Montoya and Barnes were formerly members of the Sequim Lavender Farmers Association, which sponsors the Sequim Lavender Farm Faire’s festival events and tours of several farms in the area.
The farmers group charges a fee for touring farms in the association.
A separate group, the Sequim Lavender Growers Association, offers free self-guided tours of farms in the group during its Sequim Lavender Festival, the 17th this year, which also includes a street fair.
Montoya and Barnes now are independent, belonging to neither group, and are not charging for tours this year.

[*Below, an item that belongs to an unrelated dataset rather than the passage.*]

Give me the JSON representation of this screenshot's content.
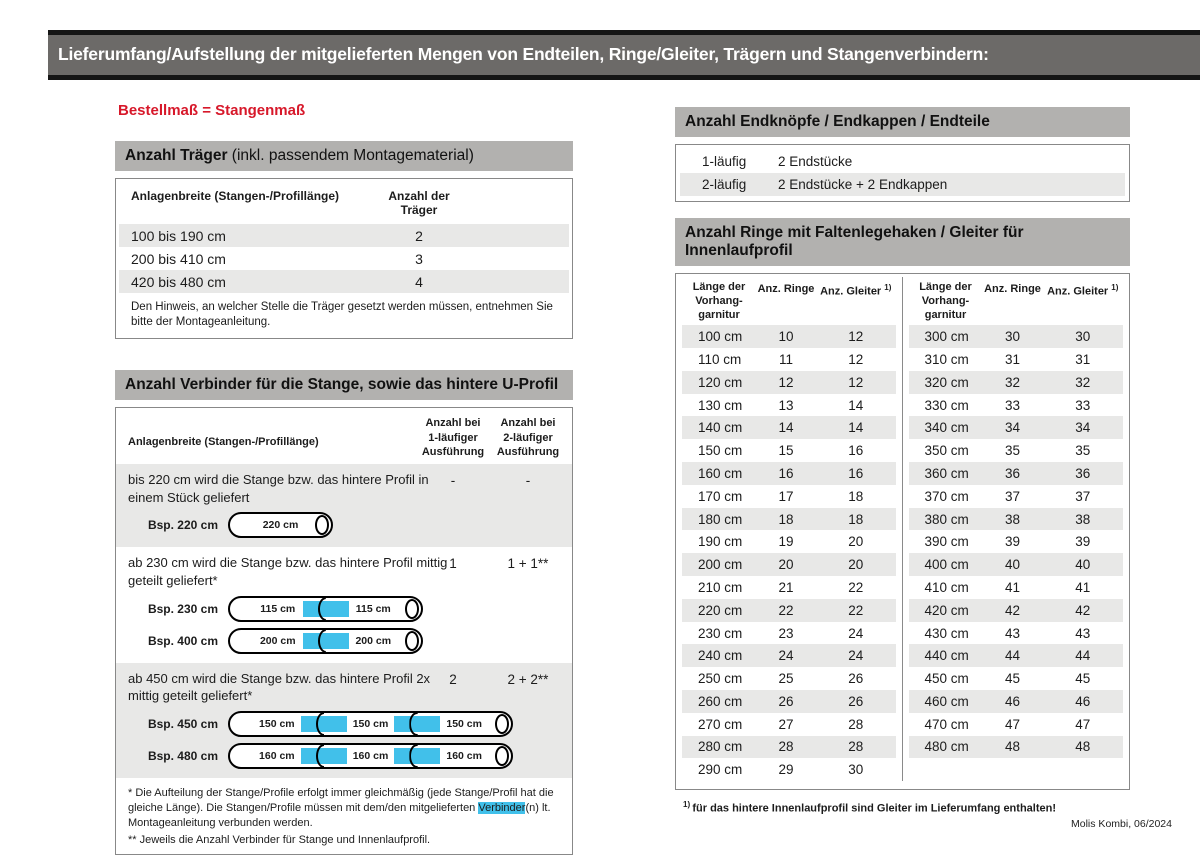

They hope that dropping the fee to tour their farm will help alleviate traffic returning to the highway.
Many of those trying to return to the highway from the farm last year, Montoya said, were visitors who balked at the requested $15 cost of admission to visit farms on the Farm Faire circuit.
“We probably saw two-thirds of the cars that came in here turn right around when they saw they had to pay $15 to see the farm,” Montoya said.
She hopes that free admission will encourage visitors to spend more time at the farm and leave at relaxed pace instead of jamming Guiles Road with several cars trying to leave at the same time.
The plan is designed to prevent Sunshine visitors from returning to the highway with a left turn.
“Our goal is to keep traffic moving,” Montoya said, “something to keep everybody happy down the road.”
Barnes created a road through the back of the farm that connects visitors from the western entrance to a driveway on the west. From there, cars will be able to make only right turns onto eastbound 101 before they turn around to travel west.
Drivers will have the option of turning around on Diamond Point Road or looping south around Chicken Coop Road to return to the highway with a left turn at the wider lanes at the Jamestown S’Klallam tribe’s headquarters.
Road crews for the past several weeks have been improving sight lanes on the gravel Chicken Coop Road by trimming trees and smoothing the surface in anticipation of the increased traffic level.
If the farm’s lot is full, Barnes will put up barricades to tell motorists to continue driving west instead of trying to turn into Sunshine.
“We’re trying everything we can to ease the congestion there,” Hester said. “I think what they’ve come up with here will work out well.”
Barnes estimated the farm lost $35,000 in sales from the farm over the past two years because highway traffic was prevented from entering the farm.
Others complained stuck traffic cost them revenue, as well.
“The problem with Sunshine is, everything was stopped,” said Scott Nagel, director of the farmers association.
“All commerce was stopped for the rest of Clallam County over that weekend.”
Members of the farmers group in emails to state transportation officials said the backup at Sunshine hurts other farms to the west as traffic jams keep the lavender crowds out of town.
“Everything backs up, and traffic is slow everywhere, but it’s not stopped,” Nagel said.
Montoya and Barnes, though, say their farm is not entirely to blame.
They point to a pair of drawbridge openings last year that held up traffic on the Hood Canal Bridge for hiking up the volume of lavender traffic.
The city has designated the activities of both the farmers and growers associations as Sequim Lavender Weekend at http://tinyurl.com/lavenderweekend.
The growers association website is www.lavenderfestival.com.
The farmers association website is www.sequimlavenderfarmersassociation.org.